A Certain Body Heat

He Lit a Fire with Icicles

For W.G. Sebald, 1944-2001

This was the work
of St. Sebolt, one
of his miracles:
he lit a fire with
icicles. He struck
them like a steel
to flint, did St.
Sebolt. It
makes sense
only at a certain
body heat. How
cold he had
to get to learn
that ice would
burn. How cold
he had to stay.
When he could
feel his feet
he had to
back away.

–Kay Ryan

One of my favorite Far Side cartoons features a back woods, slouchy guy lazying in front of a ramshackle rundown shack. The place of business sign above his head reads: HUBCAPS AND CROISSANTS.

Sometimes pairings are exciting because they are unlikely. But then there are those pairings that, as soon as they appear, make complete sense. It is intuitively obvious. That’s the way I feel about two writers whose works I love—Poet Kay Ryan and German novelist/memoirist/mystic, W. G. Sebald.

In a recent profile of Kay Ryan written by Adam Kirsch in the New Yorker called “Think Small: America’s quiet poet laureate”, Kirsch comments that on the surface these two writers do not have a lot in common. But as Kirsch points out, “Sebald wrote a book called ‘The Rings of Saturn’, and Ryan is another disciple of the god of melancholy; Sebald was obsessed with transience and decay, and Ryan can never stop noticing what she calls, in ‘Slant,’ ‘a bias cut to everything,/a certain cant/it’s better not to name.'” So writing this elegy for Sebald about an incident in the life of St. Sebolt, the writer’s namesake, is memorable and timbre-perfect.

As a further comment on Ryan’s work, Kirsch identifies where she lives on our cultural poetic continuum:

In American poetry, the contest between glut and starvation is inevitably epitomized by Whitman and Dickinson. Between these two tutelary spiritis, Ryan would of course choose Dickinson, and the resemblances between them have been made much of by critics. This is natural enough—after all, Ryan, too, writes brief, compressed lyrics, and has been a kind of outsider to the literary world.

But of course. As always, I am drawn to the quiet ones, the outsiders, the understated. And my interest in Ryan’s work is even more alive after reading Kirsch’s excellent piece.

Note: You can hear Kay Ryan read her poem at Poetry Archive.

4 Replies to “A Certain Body Heat”

  1. Nice.
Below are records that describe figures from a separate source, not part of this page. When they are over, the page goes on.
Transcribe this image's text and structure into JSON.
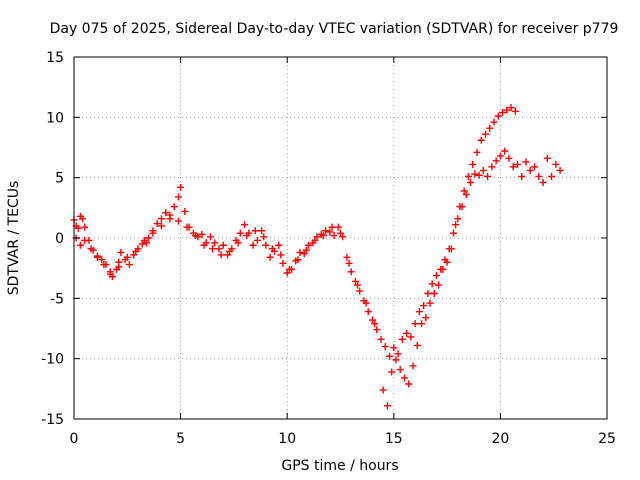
{
  "chart_data": {
    "type": "scatter",
    "title": "Day 075 of 2025, Sidereal Day-to-day VTEC variation (SDTVAR) for receiver p779",
    "xlabel": "GPS time / hours",
    "ylabel": "SDTVAR / TECUs",
    "xlim": [
      0,
      25
    ],
    "ylim": [
      -15,
      15
    ],
    "xticks": [
      0,
      5,
      10,
      15,
      20,
      25
    ],
    "yticks": [
      -15,
      -10,
      -5,
      0,
      5,
      10,
      15
    ],
    "x_tick_labels": [
      "0",
      "5",
      "10",
      "15",
      "20",
      "25"
    ],
    "y_tick_labels": [
      "-15",
      "-10",
      "-5",
      "0",
      "5",
      "10",
      "15"
    ],
    "grid": true,
    "legend": "none",
    "marker": "plus",
    "color": "#ff0000",
    "series": [
      {
        "x": [
          0.0,
          0.1,
          0.2,
          0.3,
          0.4,
          0.5,
          0.7,
          0.9,
          1.1,
          1.3,
          1.5,
          1.7,
          1.8,
          2.0,
          2.1,
          2.2,
          2.4,
          2.6,
          2.8,
          3.0,
          3.2,
          3.4,
          3.5,
          3.7,
          3.9,
          4.1,
          4.3,
          4.5,
          4.7,
          4.9,
          5.0,
          5.2,
          5.4,
          5.6,
          5.8,
          6.0,
          6.2,
          6.4,
          6.6,
          6.8,
          7.0,
          7.2,
          7.4,
          7.6,
          7.8,
          8.0,
          8.2,
          8.4,
          8.6,
          8.8,
          9.0,
          9.2,
          9.4,
          9.6,
          9.8,
          10.0,
          10.2,
          10.4,
          10.6,
          10.8,
          11.0,
          11.2,
          11.4,
          11.6,
          11.8,
          12.0,
          12.2,
          12.4,
          12.6,
          12.8,
          13.0,
          13.2,
          13.4,
          13.6,
          13.8,
          14.0,
          14.2,
          14.4,
          14.6,
          14.8,
          15.0,
          15.2,
          15.4,
          15.6,
          15.8,
          16.0,
          16.2,
          16.4,
          16.6,
          16.8,
          17.0,
          17.2,
          17.4,
          17.6,
          17.8,
          18.0,
          18.2,
          18.4,
          18.6,
          18.8,
          19.0,
          19.2,
          19.4,
          19.6,
          19.8,
          20.0,
          20.2,
          20.4,
          20.6,
          20.8,
          21.0,
          21.2,
          21.4,
          21.6,
          21.8,
          22.0,
          22.2,
          22.4,
          22.6,
          22.8
        ],
        "y": [
          1.5,
          1.0,
          0.8,
          1.8,
          1.6,
          0.9,
          -0.2,
          -1.0,
          -1.5,
          -1.8,
          -2.2,
          -2.8,
          -3.2,
          -2.6,
          -2.0,
          -1.2,
          -1.8,
          -2.2,
          -1.4,
          -0.9,
          -0.5,
          -0.4,
          0.0,
          0.6,
          1.2,
          1.6,
          2.1,
          1.9,
          2.6,
          3.4,
          4.2,
          2.2,
          0.9,
          0.4,
          0.1,
          0.3,
          -0.4,
          0.1,
          -0.4,
          -0.9,
          -0.6,
          -1.4,
          -0.9,
          -0.2,
          0.4,
          1.1,
          0.4,
          -0.6,
          -0.2,
          0.6,
          -0.6,
          -1.6,
          -1.1,
          -0.6,
          -2.1,
          -2.9,
          -2.6,
          -1.9,
          -1.2,
          -1.3,
          -0.6,
          -0.4,
          0.1,
          0.3,
          0.6,
          0.5,
          0.2,
          0.9,
          0.1,
          -1.6,
          -2.8,
          -3.6,
          -4.4,
          -5.2,
          -6.1,
          -6.8,
          -7.6,
          -8.4,
          -9.0,
          -9.8,
          -9.1,
          -9.6,
          -8.4,
          -7.9,
          -8.2,
          -7.1,
          -6.1,
          -5.6,
          -4.6,
          -3.8,
          -3.1,
          -2.6,
          -1.8,
          -0.9,
          0.4,
          1.6,
          2.6,
          3.6,
          4.6,
          5.3,
          5.2,
          5.6,
          5.1,
          5.9,
          6.4,
          6.8,
          7.2,
          6.6,
          5.9,
          6.1,
          5.1,
          6.3,
          5.6,
          5.9,
          5.1,
          4.6,
          6.6,
          5.1,
          6.1,
          5.6
        ]
      },
      {
        "x": [
          0.1,
          0.3,
          0.5,
          0.8,
          1.1,
          1.4,
          1.7,
          2.1,
          2.5,
          2.9,
          3.3,
          3.7,
          4.1,
          4.5,
          4.9,
          5.3,
          5.7,
          6.1,
          6.5,
          6.9,
          7.3,
          7.7,
          8.1,
          8.5,
          8.9,
          9.3,
          9.7,
          10.1,
          10.5,
          10.9,
          11.3,
          11.7,
          12.1,
          12.5,
          12.9,
          13.3,
          13.7,
          14.1,
          14.5,
          14.7,
          14.9,
          15.1,
          15.3,
          15.5,
          15.7,
          15.9,
          16.1,
          16.3,
          16.5,
          16.7,
          16.9,
          17.1,
          17.3,
          17.5,
          17.7,
          17.9,
          18.1,
          18.3,
          18.5,
          18.7,
          18.9,
          19.1,
          19.3,
          19.5,
          19.7,
          19.9,
          20.1,
          20.3,
          20.5,
          20.7
        ],
        "y": [
          0.0,
          -0.6,
          -0.2,
          -0.9,
          -1.6,
          -2.2,
          -3.0,
          -2.4,
          -1.6,
          -1.1,
          -0.2,
          0.4,
          1.0,
          1.6,
          1.4,
          0.9,
          0.2,
          -0.6,
          -0.9,
          -1.4,
          -1.1,
          -0.4,
          0.2,
          0.6,
          0.1,
          -0.9,
          -1.4,
          -2.6,
          -1.8,
          -1.0,
          -0.2,
          0.2,
          0.9,
          0.4,
          -2.1,
          -3.9,
          -5.4,
          -7.1,
          -12.6,
          -13.9,
          -11.1,
          -10.1,
          -10.9,
          -11.6,
          -12.1,
          -10.6,
          -8.9,
          -7.1,
          -6.6,
          -5.4,
          -4.6,
          -3.9,
          -2.6,
          -2.0,
          -0.9,
          1.1,
          2.6,
          3.9,
          5.1,
          6.1,
          7.1,
          8.1,
          8.6,
          9.1,
          9.6,
          10.1,
          10.4,
          10.6,
          10.8,
          10.5
        ]
      }
    ]
  }
}
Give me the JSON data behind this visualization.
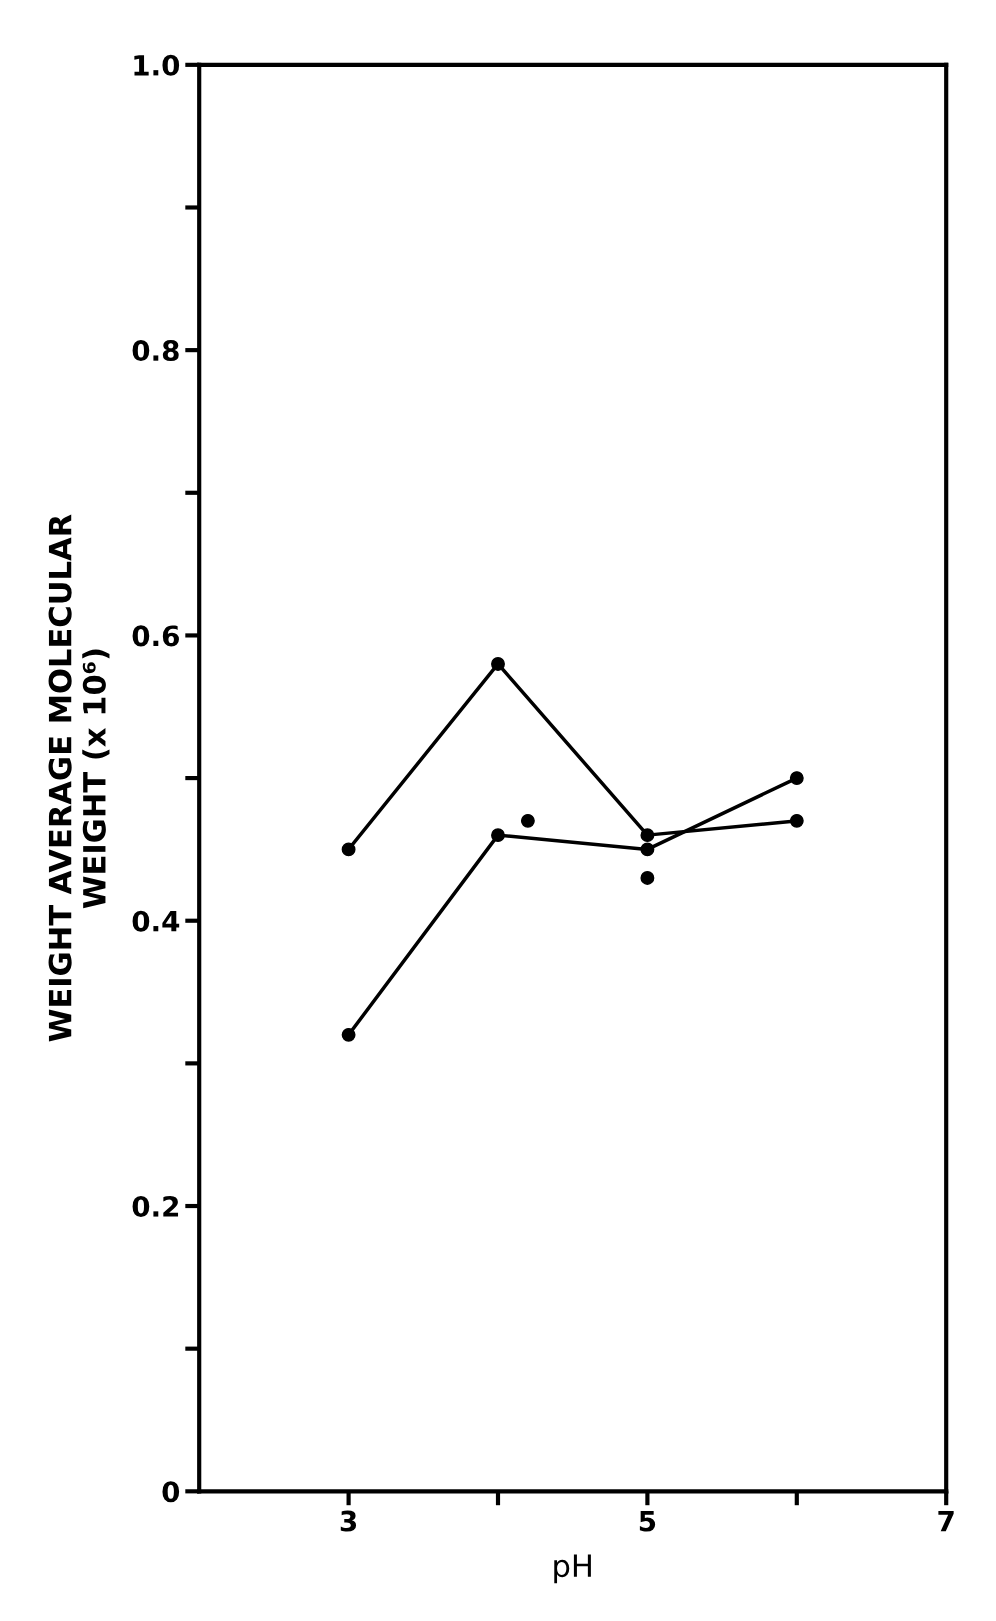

Another poet I have never heard of– and now must read.

  2. I read the New Yorker profile of Ryan, too, which I enjoyed very much.

    Have you seen the interview Dana Gioia did with her?
    http://www.aspeninstitute.org/video/interview-us-poet-laureate-kay-ryan

    She describes being Poet Laureate as “perfectly alien”. She also says that poetry gives her “access” to her mind, in a way that nothing else can or does. She adds, “When I’m writing, I’m someplace else.”

    “Something in the very machinery of writing. . . of manipulating language as actively as one can. . . can get the writer to a knowledge that otherwise is entirely unavailable. . . .”

    Well, she says so much more I like.

    I love how down to earth and honest and articulate she is.

  3. Just discovered your wonderful blog. I share your deep appreciation of the world and art and look forward to discovering like-minded authors through your writing.

  4. Thanks all for the valuable comments. M, thank you for that link. And the highlights from her interview add so much to this post. Roz, please do come back. Sounds like you are like minded.